Paul McCartney has been impossibly prolific over the course of his 60-year long career, and barely a year has gone by without some sort of McCartney tune making it onto the airwaves. And although the bassist isn’t known for polemical anthems, he has used his art on a handful of occasions to celebrate the virtues of the world. There was his vision of an Ireland free from British rule (‘Give Ireland Back To The Irish’); there was his view of a world free from racial hatred (‘Ebony and Ivory’); and then there’s his pastoral tune ‘Blackbird’, cut during the middle of The Beatles most ambitious, but most protracted, album.

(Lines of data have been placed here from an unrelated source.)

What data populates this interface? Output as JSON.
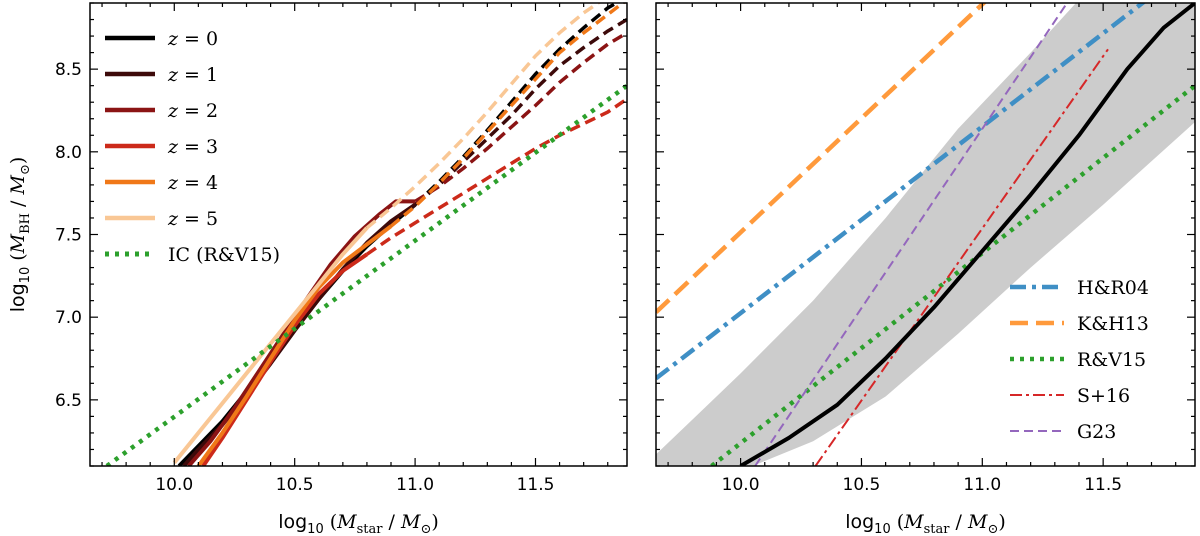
{
  "chart_data": [
    {
      "type": "line",
      "panel": "left",
      "xlabel": "log10 (Mstar / M⊙)",
      "ylabel": "log10 (MBH / M⊙)",
      "xlim": [
        9.65,
        11.88
      ],
      "ylim": [
        6.1,
        8.9
      ],
      "xticks": [
        "10.0",
        "10.5",
        "11.0",
        "11.5"
      ],
      "yticks": [
        "6.5",
        "7.0",
        "7.5",
        "8.0",
        "8.5"
      ],
      "legend_position": "upper-left",
      "series": [
        {
          "name": "z = 0",
          "color": "#000000",
          "style": "solid",
          "points": [
            [
              10.02,
              6.1
            ],
            [
              10.1,
              6.22
            ],
            [
              10.2,
              6.37
            ],
            [
              10.3,
              6.55
            ],
            [
              10.4,
              6.74
            ],
            [
              10.5,
              6.93
            ],
            [
              10.6,
              7.11
            ],
            [
              10.7,
              7.28
            ],
            [
              10.8,
              7.43
            ],
            [
              10.9,
              7.56
            ],
            [
              11.0,
              7.68
            ]
          ],
          "dashed_points": [
            [
              11.0,
              7.68
            ],
            [
              11.1,
              7.82
            ],
            [
              11.2,
              7.97
            ],
            [
              11.3,
              8.13
            ],
            [
              11.4,
              8.3
            ],
            [
              11.5,
              8.47
            ],
            [
              11.6,
              8.62
            ],
            [
              11.7,
              8.75
            ],
            [
              11.8,
              8.87
            ],
            [
              11.86,
              8.92
            ]
          ]
        },
        {
          "name": "z = 1",
          "color": "#3d0a0a",
          "style": "solid",
          "points": [
            [
              10.04,
              6.1
            ],
            [
              10.1,
              6.2
            ],
            [
              10.2,
              6.35
            ],
            [
              10.3,
              6.53
            ],
            [
              10.4,
              6.72
            ],
            [
              10.5,
              6.92
            ],
            [
              10.6,
              7.11
            ],
            [
              10.7,
              7.29
            ],
            [
              10.8,
              7.45
            ],
            [
              10.9,
              7.58
            ],
            [
              11.0,
              7.68
            ]
          ],
          "dashed_points": [
            [
              11.0,
              7.68
            ],
            [
              11.1,
              7.8
            ],
            [
              11.2,
              7.94
            ],
            [
              11.3,
              8.08
            ],
            [
              11.4,
              8.22
            ],
            [
              11.5,
              8.38
            ],
            [
              11.6,
              8.52
            ],
            [
              11.7,
              8.63
            ],
            [
              11.8,
              8.73
            ],
            [
              11.88,
              8.8
            ]
          ]
        },
        {
          "name": "z = 2",
          "color": "#8b1414",
          "style": "solid",
          "points": [
            [
              10.06,
              6.1
            ],
            [
              10.15,
              6.25
            ],
            [
              10.25,
              6.45
            ],
            [
              10.35,
              6.67
            ],
            [
              10.45,
              6.89
            ],
            [
              10.55,
              7.11
            ],
            [
              10.65,
              7.32
            ],
            [
              10.75,
              7.49
            ],
            [
              10.85,
              7.62
            ],
            [
              10.92,
              7.7
            ],
            [
              11.0,
              7.7
            ]
          ],
          "dashed_points": [
            [
              11.0,
              7.7
            ],
            [
              11.1,
              7.79
            ],
            [
              11.2,
              7.9
            ],
            [
              11.3,
              8.02
            ],
            [
              11.4,
              8.15
            ],
            [
              11.5,
              8.28
            ],
            [
              11.6,
              8.42
            ],
            [
              11.7,
              8.54
            ],
            [
              11.8,
              8.65
            ],
            [
              11.88,
              8.72
            ]
          ]
        },
        {
          "name": "z = 3",
          "color": "#cc2a1a",
          "style": "solid",
          "points": [
            [
              10.12,
              6.1
            ],
            [
              10.2,
              6.27
            ],
            [
              10.3,
              6.5
            ],
            [
              10.4,
              6.73
            ],
            [
              10.5,
              6.95
            ],
            [
              10.6,
              7.14
            ],
            [
              10.7,
              7.28
            ],
            [
              10.8,
              7.38
            ]
          ],
          "dashed_points": [
            [
              10.8,
              7.38
            ],
            [
              10.9,
              7.48
            ],
            [
              11.0,
              7.57
            ],
            [
              11.1,
              7.66
            ],
            [
              11.2,
              7.75
            ],
            [
              11.3,
              7.84
            ],
            [
              11.4,
              7.93
            ],
            [
              11.5,
              8.02
            ],
            [
              11.6,
              8.1
            ],
            [
              11.7,
              8.17
            ],
            [
              11.8,
              8.24
            ],
            [
              11.88,
              8.32
            ]
          ]
        },
        {
          "name": "z = 4",
          "color": "#f07818",
          "style": "solid",
          "points": [
            [
              10.1,
              6.1
            ],
            [
              10.2,
              6.3
            ],
            [
              10.3,
              6.52
            ],
            [
              10.4,
              6.75
            ],
            [
              10.5,
              6.98
            ],
            [
              10.6,
              7.18
            ],
            [
              10.7,
              7.33
            ],
            [
              10.8,
              7.44
            ],
            [
              10.9,
              7.55
            ]
          ],
          "dashed_points": [
            [
              10.9,
              7.55
            ],
            [
              11.0,
              7.67
            ],
            [
              11.1,
              7.81
            ],
            [
              11.2,
              7.96
            ],
            [
              11.3,
              8.12
            ],
            [
              11.4,
              8.28
            ],
            [
              11.5,
              8.44
            ],
            [
              11.6,
              8.6
            ],
            [
              11.7,
              8.72
            ],
            [
              11.8,
              8.83
            ],
            [
              11.88,
              8.92
            ]
          ]
        },
        {
          "name": "z = 5",
          "color": "#f9c795",
          "style": "solid",
          "points": [
            [
              10.0,
              6.12
            ],
            [
              10.1,
              6.3
            ],
            [
              10.2,
              6.48
            ],
            [
              10.3,
              6.66
            ],
            [
              10.4,
              6.84
            ],
            [
              10.5,
              7.02
            ],
            [
              10.6,
              7.2
            ],
            [
              10.7,
              7.38
            ],
            [
              10.8,
              7.54
            ]
          ],
          "dashed_points": [
            [
              10.8,
              7.54
            ],
            [
              10.9,
              7.66
            ],
            [
              11.0,
              7.79
            ],
            [
              11.1,
              7.93
            ],
            [
              11.2,
              8.08
            ],
            [
              11.3,
              8.24
            ],
            [
              11.4,
              8.41
            ],
            [
              11.5,
              8.58
            ],
            [
              11.6,
              8.72
            ],
            [
              11.7,
              8.84
            ],
            [
              11.78,
              8.92
            ]
          ]
        },
        {
          "name": "IC (R&V15)",
          "color": "#2ca02c",
          "style": "dotted",
          "points": [
            [
              9.72,
              6.1
            ],
            [
              11.88,
              8.4
            ]
          ]
        }
      ],
      "legend_math": [
        {
          "z": "z",
          "rest": " = 0"
        },
        {
          "z": "z",
          "rest": " = 1"
        },
        {
          "z": "z",
          "rest": " = 2"
        },
        {
          "z": "z",
          "rest": " = 3"
        },
        {
          "z": "z",
          "rest": " = 4"
        },
        {
          "z": "z",
          "rest": " = 5"
        },
        {
          "z": "",
          "rest": "IC (R&V15)"
        }
      ]
    },
    {
      "type": "line",
      "panel": "right",
      "xlabel": "log10 (Mstar / M⊙)",
      "xlim": [
        9.65,
        11.88
      ],
      "ylim": [
        6.1,
        8.9
      ],
      "xticks": [
        "10.0",
        "10.5",
        "11.0",
        "11.5"
      ],
      "legend_position": "lower-right",
      "band": {
        "color": "#cccccc",
        "lower": [
          [
            10.05,
            6.1
          ],
          [
            10.3,
            6.25
          ],
          [
            10.6,
            6.52
          ],
          [
            10.9,
            6.9
          ],
          [
            11.2,
            7.3
          ],
          [
            11.5,
            7.68
          ],
          [
            11.88,
            8.18
          ]
        ],
        "upper": [
          [
            9.65,
            6.17
          ],
          [
            9.8,
            6.38
          ],
          [
            10.0,
            6.66
          ],
          [
            10.3,
            7.1
          ],
          [
            10.6,
            7.6
          ],
          [
            10.9,
            8.14
          ],
          [
            11.2,
            8.6
          ],
          [
            11.4,
            8.92
          ]
        ]
      },
      "series": [
        {
          "name": "H&R04",
          "color": "#3f8fc5",
          "style": "dashdot-thick",
          "points": [
            [
              9.65,
              6.63
            ],
            [
              11.68,
              8.92
            ]
          ]
        },
        {
          "name": "K&H13",
          "color": "#ff9a3c",
          "style": "dashed-thick",
          "points": [
            [
              9.65,
              7.03
            ],
            [
              11.02,
              8.92
            ]
          ]
        },
        {
          "name": "R&V15",
          "color": "#2ca02c",
          "style": "dotted",
          "points": [
            [
              9.88,
              6.1
            ],
            [
              11.88,
              8.4
            ]
          ]
        },
        {
          "name": "S+16",
          "color": "#d62728",
          "style": "dashdot-thin",
          "points": [
            [
              10.31,
              6.1
            ],
            [
              11.52,
              8.62
            ]
          ]
        },
        {
          "name": "G23",
          "color": "#9467bd",
          "style": "dashed-thin",
          "points": [
            [
              10.06,
              6.1
            ],
            [
              11.36,
              8.92
            ]
          ]
        },
        {
          "name": "black-median",
          "color": "#000000",
          "style": "solid",
          "points": [
            [
              10.0,
              6.1
            ],
            [
              10.2,
              6.27
            ],
            [
              10.4,
              6.47
            ],
            [
              10.6,
              6.75
            ],
            [
              10.8,
              7.06
            ],
            [
              11.0,
              7.4
            ],
            [
              11.2,
              7.74
            ],
            [
              11.4,
              8.1
            ],
            [
              11.6,
              8.5
            ],
            [
              11.75,
              8.75
            ],
            [
              11.88,
              8.9
            ]
          ]
        }
      ]
    }
  ]
}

Although The Beatles recorded a number of tunes alone, they were also capable of realising tunes without their bandmates. “I was sitting around with my acoustic guitar and I’d heard about the civil rights troubles that were happening in the ’60s in Alabama, Mississippi, Little Rock in particular,” he told GQ. “I just thought it would be really good if I could write something that if it ever reached any of the people going through those problems, it might give them a little bit of hope. So, I wrote ‘Blackbird.’”
The bassist wrote a tune of great yearning and endless possibility, but it was the central lick that stood out. It was a song of great heritage and integrity, stemming from a chord McCartney learned from his youth playing across from George Harrison. As a teenager, he whiled his time away playing J.S. Bach ‘Bourrée’ as a way of showing off to the public. Ten years later, he returned to the hook in an effort to open his heart out into the world at large, creating a metaphor of racial segregation in the country far beyond the Irish seas. His heart was ready for change – maybe it was time for the world to do so too?

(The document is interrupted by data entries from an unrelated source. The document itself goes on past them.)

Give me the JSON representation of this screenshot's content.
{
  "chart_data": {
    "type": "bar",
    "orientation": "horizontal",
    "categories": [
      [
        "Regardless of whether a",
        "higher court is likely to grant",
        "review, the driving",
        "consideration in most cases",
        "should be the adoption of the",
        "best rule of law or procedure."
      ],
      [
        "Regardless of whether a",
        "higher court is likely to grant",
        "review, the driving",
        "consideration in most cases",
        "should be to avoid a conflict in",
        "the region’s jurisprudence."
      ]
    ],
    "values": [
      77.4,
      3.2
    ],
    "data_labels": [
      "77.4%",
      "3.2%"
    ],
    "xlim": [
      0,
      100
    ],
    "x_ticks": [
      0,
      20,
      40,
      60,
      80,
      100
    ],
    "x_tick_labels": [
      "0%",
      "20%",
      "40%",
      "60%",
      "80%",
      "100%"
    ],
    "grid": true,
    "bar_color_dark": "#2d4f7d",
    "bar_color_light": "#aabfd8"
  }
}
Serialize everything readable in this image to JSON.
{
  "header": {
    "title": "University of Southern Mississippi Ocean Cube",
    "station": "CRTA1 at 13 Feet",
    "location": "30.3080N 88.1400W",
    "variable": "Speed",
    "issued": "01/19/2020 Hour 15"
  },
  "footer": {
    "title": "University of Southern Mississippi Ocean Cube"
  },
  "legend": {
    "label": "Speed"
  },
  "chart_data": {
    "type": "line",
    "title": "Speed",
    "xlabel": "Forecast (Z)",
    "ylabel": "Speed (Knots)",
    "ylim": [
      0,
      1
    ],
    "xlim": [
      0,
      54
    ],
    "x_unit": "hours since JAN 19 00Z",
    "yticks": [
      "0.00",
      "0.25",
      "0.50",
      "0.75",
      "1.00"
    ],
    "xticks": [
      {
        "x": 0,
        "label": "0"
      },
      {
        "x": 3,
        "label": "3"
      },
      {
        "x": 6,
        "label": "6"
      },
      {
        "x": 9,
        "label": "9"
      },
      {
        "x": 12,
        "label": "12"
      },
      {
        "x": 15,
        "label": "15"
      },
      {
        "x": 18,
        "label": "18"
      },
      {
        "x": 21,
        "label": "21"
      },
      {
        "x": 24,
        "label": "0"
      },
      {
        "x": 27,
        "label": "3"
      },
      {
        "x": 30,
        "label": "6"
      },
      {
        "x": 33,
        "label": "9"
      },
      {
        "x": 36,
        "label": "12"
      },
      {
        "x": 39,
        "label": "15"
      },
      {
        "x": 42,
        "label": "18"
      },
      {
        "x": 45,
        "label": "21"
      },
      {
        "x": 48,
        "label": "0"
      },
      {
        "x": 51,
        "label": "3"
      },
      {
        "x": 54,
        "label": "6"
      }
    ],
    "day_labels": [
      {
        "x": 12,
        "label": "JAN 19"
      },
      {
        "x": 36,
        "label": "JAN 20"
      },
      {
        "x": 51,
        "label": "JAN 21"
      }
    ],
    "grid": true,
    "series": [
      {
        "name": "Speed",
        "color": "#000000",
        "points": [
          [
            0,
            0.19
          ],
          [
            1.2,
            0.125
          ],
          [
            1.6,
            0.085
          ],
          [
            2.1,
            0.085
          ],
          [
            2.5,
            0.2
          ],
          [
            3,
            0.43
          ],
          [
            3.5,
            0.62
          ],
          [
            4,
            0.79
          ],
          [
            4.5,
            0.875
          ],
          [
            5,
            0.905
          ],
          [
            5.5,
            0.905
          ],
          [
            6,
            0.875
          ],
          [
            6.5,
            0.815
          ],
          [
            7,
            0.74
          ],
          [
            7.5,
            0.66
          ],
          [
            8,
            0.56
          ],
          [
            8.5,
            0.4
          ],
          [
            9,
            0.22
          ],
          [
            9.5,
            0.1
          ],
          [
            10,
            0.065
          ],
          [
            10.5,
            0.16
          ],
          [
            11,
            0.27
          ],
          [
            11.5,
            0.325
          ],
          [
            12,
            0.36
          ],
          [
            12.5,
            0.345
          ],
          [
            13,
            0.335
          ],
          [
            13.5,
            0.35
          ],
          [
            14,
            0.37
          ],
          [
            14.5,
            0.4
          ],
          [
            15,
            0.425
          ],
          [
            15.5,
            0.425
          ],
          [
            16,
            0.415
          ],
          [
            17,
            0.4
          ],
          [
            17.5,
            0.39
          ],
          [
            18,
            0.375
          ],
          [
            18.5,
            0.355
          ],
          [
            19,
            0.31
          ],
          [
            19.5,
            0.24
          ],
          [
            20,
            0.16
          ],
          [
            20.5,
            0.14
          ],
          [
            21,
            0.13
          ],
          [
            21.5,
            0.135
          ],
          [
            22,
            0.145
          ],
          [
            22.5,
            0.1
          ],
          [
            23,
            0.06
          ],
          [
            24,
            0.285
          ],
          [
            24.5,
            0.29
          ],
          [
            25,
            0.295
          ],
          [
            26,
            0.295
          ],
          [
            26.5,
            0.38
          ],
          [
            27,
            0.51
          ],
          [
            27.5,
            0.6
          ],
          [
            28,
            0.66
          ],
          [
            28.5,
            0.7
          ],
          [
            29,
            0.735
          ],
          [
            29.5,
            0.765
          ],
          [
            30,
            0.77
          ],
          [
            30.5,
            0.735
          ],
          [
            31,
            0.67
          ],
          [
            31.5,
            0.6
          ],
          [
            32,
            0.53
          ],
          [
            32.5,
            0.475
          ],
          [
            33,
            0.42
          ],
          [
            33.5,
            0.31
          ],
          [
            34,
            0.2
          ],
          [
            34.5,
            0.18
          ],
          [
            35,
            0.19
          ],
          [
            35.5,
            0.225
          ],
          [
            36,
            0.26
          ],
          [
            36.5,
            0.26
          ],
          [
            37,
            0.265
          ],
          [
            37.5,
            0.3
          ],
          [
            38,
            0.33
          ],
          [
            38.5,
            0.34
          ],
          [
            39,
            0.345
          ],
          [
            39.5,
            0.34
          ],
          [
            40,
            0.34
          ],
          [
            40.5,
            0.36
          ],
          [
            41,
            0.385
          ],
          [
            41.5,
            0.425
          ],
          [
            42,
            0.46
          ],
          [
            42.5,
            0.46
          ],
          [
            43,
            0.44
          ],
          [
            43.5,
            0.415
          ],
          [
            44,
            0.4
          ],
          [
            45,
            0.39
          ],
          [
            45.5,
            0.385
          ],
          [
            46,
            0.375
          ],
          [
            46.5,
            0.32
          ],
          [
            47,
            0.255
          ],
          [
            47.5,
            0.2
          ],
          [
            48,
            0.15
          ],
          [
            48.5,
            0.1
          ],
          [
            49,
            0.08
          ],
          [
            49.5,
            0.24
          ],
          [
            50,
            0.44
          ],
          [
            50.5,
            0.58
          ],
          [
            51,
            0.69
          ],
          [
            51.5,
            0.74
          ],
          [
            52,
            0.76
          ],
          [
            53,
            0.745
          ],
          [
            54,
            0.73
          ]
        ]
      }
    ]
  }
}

Change traditionally comes from reflecting upon the triumphs and tribulations of childhood, and McCartney’s adolescence in Liverpool was spent listening to and writing music, coming up with enthusiasm to compensate for his lack of classical training. But he was certainly the most overtly musical member of The Beatles, happily singing the most complex harmony vocals, creating many of the album’s most indelible hooks, before going on to enjoy the most profitable career of any solo Beatle.
And yet the power of the song doesn’t stem from the mountain of countermelodies that swam behind The Beatles’ strongest recordings but in the lyrical content which stands among the strongest of his career. The tune is rich with imagery and works almost as well as a poem as it does as a song, standing among the best lyrics George Harrison – the most accomplished lyric writer in The Beatles – released.

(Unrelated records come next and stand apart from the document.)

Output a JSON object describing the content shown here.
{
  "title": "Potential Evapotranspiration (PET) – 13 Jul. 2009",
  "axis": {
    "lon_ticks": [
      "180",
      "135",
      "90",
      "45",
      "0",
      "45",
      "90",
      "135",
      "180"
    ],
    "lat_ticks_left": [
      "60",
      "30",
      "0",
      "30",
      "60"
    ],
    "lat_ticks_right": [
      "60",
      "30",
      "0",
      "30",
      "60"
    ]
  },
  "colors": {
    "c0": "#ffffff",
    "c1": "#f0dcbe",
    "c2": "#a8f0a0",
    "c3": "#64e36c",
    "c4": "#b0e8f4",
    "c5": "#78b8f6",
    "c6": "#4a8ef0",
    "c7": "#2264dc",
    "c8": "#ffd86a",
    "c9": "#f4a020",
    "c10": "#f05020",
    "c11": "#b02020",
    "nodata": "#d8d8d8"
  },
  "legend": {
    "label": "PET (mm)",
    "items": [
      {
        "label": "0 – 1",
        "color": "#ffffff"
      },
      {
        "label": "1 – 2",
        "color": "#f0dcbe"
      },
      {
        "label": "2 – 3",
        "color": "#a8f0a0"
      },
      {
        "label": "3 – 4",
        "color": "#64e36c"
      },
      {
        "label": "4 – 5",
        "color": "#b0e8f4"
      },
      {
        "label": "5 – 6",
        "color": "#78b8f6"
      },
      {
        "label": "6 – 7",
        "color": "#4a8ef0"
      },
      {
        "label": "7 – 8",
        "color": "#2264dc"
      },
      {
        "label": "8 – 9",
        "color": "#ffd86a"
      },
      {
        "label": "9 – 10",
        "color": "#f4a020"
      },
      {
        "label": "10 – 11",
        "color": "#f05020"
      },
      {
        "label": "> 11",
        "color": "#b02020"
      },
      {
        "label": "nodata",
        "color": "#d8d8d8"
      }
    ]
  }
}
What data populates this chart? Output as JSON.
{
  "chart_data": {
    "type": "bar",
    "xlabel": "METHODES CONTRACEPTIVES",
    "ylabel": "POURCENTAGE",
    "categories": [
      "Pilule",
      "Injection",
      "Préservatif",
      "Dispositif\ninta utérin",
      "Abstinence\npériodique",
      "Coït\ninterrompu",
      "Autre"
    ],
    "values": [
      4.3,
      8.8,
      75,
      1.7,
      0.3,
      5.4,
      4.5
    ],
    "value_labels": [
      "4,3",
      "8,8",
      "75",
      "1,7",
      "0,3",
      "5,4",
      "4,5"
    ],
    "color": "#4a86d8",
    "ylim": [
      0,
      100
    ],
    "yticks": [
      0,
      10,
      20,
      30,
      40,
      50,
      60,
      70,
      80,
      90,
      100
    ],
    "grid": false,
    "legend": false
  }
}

McCartney’s words rarely matched Harrison’s or John Lennon‘s, but it’s fair to say on this occasion he managed it, creating a world of loneliness and lingering, yearning for the chance to take flight in a world that would rather keep a person grounded. All it takes from a person is the chance to cast off the shackles their leaders laid out for them, and escape the prisons of the mind.
The tune remains one of McCartney’s strongest works, having accrued several covers, some of them radically different in their presentation (Hozier‘s slower, more waltz-like rendition is a personal favourite of mine). José Feliciano, Billy Preston, Sarah Vaughan, Jaco Pastorius, Bobby McFerrin and Dwight Twilley put their truth on the song. The track might have inspired Mr Mister’s ‘Broken Wings’ (the lyrics are strikingly similar), and the tune inspired David Crosby, Stephen Stills and Graham Nash to record a cover of their own. True, it lacks the connection to Bach, but the trio embellished the song with their own infectious style of harmony singing. And it’s very, very good.
“A song by our favourite group,” Graham Nash wrote on a collection of liner notes. “We were staying on Moscow Road in London in 1968, hoping to get onto the Apple record label. The Beatles were recording The White Album, and when we heard McCartney do ‘Blackbird’ we flipped and learned it right away. It was perfect for our three-part harmony.”